Stars and Stripes May 9, 2005
Japan is new player at Cobra Gold
Training with foreign militaries a big step for Self-Defense Force
By Erik Slavin
CHIANG MAI, Thailand — As the Japanese government deliberates whether to change its constitution to allow a full-fledged military, its Self-Defense Force is increasing its profile among the military community.
For the first time, the Japanese force is participating in Cobra Gold, which is taking place throughout Thailand until Friday. They join thousands of U.S. and Thai servicemembers, along with a small Singaporean contingent as the only participants. Germany, Australia, the United Nations and much of Asia are among the nations that send observers to Cobra Gold, just as the Japanese have done since 2001.
“I think this participation in Cobra Gold for the first time has a very, very significant meaning for us,” said Col. Hidejiro Homatsu. “We’re going to do our best to have our training be as fruitful as possible.”
Japan has about 25 Self-Defense Force personnel participating in Cobra Gold, according to the Japan Defense Agency. They participated in the tsunami relief workshop from May 2-6, and also will be involved in the upcoming high-level staff exercise.
“We had been discussing the possibility of participation in terms of purpose since the focus on disaster relief was announced,” Homatsu said. “We have the capability to provide support in case of a disaster.”
Indeed, Japan has the sheer numbers to assist in relief response. While not officially a military, the Japanese Self-Defense Force is nearly 240,000 strong and has an annual budget of $50 billion, according to GlobalSecurity.org.
The Self-Defense Force may protect its own borders or participate in humanitarian missions, but Japan‘s constitution forbids it from offensive operations.
There are also differences between Self-Defense Force personnel and traditional military servicemembers.

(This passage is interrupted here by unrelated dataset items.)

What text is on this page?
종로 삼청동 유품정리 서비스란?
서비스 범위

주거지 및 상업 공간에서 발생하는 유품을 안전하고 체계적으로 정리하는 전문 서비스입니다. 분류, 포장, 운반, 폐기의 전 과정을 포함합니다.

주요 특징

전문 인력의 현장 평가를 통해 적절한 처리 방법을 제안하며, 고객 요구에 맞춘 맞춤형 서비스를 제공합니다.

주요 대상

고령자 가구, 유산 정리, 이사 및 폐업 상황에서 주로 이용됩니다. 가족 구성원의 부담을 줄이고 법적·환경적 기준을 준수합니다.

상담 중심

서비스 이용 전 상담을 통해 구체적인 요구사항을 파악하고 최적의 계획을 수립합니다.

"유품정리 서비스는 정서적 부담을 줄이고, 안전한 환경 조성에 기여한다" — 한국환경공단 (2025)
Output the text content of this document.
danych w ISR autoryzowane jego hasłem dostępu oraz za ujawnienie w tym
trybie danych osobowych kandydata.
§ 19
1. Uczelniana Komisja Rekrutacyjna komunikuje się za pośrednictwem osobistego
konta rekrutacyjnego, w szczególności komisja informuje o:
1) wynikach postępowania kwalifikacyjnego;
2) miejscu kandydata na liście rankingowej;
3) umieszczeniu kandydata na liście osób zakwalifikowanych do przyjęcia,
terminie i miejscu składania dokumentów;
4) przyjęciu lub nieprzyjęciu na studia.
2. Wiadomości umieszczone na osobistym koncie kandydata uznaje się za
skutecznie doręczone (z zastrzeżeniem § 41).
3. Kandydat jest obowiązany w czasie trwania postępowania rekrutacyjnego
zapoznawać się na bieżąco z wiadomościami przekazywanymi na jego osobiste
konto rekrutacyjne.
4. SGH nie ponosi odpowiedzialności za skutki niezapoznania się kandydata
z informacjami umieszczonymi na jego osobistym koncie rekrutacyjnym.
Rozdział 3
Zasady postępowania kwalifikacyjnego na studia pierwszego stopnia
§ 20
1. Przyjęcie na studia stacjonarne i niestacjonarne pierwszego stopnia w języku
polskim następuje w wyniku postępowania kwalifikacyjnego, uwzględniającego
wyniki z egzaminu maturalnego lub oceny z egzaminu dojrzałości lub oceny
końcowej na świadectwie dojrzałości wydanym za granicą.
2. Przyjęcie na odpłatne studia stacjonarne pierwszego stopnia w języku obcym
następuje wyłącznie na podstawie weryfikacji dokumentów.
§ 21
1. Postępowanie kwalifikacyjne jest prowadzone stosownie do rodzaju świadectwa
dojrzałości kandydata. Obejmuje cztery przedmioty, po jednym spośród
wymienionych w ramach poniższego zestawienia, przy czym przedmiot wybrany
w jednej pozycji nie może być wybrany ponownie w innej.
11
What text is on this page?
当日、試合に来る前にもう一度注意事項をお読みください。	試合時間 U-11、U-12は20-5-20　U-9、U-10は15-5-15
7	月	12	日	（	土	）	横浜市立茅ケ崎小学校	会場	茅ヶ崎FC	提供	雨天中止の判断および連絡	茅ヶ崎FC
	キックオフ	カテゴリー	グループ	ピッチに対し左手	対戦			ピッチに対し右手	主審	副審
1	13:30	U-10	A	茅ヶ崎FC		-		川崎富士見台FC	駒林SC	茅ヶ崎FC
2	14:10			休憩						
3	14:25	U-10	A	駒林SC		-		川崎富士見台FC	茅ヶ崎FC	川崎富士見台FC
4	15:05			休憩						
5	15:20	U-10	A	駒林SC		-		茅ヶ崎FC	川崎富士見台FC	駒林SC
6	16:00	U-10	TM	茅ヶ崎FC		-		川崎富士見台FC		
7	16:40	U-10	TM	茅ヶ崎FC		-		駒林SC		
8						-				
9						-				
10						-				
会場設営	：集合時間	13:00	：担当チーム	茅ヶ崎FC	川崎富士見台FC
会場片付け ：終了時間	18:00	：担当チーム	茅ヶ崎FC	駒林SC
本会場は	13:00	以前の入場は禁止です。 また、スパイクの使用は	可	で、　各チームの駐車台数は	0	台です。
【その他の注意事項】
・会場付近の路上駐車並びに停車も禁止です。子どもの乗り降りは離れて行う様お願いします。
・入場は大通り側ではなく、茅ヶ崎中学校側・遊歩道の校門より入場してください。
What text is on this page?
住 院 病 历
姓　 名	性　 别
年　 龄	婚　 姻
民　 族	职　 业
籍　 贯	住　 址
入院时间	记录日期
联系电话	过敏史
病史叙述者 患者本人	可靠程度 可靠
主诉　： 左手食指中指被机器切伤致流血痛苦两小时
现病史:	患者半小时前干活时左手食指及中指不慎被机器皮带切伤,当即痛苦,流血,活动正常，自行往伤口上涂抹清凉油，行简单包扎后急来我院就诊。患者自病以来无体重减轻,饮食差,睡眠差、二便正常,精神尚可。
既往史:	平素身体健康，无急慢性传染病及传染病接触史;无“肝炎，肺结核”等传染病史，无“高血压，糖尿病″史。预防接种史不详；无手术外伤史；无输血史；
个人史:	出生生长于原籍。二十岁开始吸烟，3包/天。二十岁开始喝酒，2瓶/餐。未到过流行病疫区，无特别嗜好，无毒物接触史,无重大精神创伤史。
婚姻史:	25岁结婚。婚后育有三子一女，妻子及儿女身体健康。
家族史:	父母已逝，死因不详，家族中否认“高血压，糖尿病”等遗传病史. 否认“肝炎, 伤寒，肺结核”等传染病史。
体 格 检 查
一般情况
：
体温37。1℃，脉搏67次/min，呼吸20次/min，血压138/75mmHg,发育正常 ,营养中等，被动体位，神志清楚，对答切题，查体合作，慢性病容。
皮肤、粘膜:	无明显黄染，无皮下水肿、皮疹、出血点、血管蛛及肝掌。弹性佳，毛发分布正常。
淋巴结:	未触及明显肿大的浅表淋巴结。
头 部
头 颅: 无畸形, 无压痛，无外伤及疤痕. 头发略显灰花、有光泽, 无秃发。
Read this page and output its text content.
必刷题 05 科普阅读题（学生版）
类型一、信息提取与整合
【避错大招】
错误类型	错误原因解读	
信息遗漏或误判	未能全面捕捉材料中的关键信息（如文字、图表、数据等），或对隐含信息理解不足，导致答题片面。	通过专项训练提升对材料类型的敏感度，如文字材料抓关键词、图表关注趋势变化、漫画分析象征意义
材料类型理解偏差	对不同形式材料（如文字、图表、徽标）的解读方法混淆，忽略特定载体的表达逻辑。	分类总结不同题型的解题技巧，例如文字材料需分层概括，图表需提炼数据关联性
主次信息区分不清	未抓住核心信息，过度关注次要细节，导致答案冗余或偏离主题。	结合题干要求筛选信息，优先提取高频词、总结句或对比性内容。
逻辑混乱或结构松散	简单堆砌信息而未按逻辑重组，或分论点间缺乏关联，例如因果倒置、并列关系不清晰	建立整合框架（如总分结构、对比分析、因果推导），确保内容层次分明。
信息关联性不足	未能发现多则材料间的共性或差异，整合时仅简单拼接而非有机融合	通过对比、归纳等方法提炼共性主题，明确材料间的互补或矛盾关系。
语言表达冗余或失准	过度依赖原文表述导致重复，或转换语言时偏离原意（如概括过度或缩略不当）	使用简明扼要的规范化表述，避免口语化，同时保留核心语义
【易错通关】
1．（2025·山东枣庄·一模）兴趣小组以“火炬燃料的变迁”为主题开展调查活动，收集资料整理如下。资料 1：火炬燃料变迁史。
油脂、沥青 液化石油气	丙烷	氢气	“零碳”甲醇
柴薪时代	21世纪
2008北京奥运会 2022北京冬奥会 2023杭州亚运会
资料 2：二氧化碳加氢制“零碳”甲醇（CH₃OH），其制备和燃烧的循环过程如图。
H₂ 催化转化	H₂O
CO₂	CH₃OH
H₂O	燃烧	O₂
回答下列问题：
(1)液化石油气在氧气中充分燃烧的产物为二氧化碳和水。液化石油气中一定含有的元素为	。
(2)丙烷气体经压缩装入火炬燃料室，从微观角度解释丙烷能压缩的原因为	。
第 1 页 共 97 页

Personnel are classified as “special civil servants,” and are subject to the same justice system as civilians.
Homatsu thinks this distinction will not last long, as Japan considers whether to change its constitution.
“I think the status is going to be changed in the future … because expectations in Japan are changing,” Homatsu said.
If that happens, Japan has already begun laying the groundwork for cooperation with the world community. Homatsu said he’s focusing on coordination with civilian and nongovernmental relief organizations at Cobra Gold 2005, but also on multinational military connections, he said.
“I agree that it is very important to create professional relationships, and that is why it is important to participate in training exercises like this,” Homatsu said.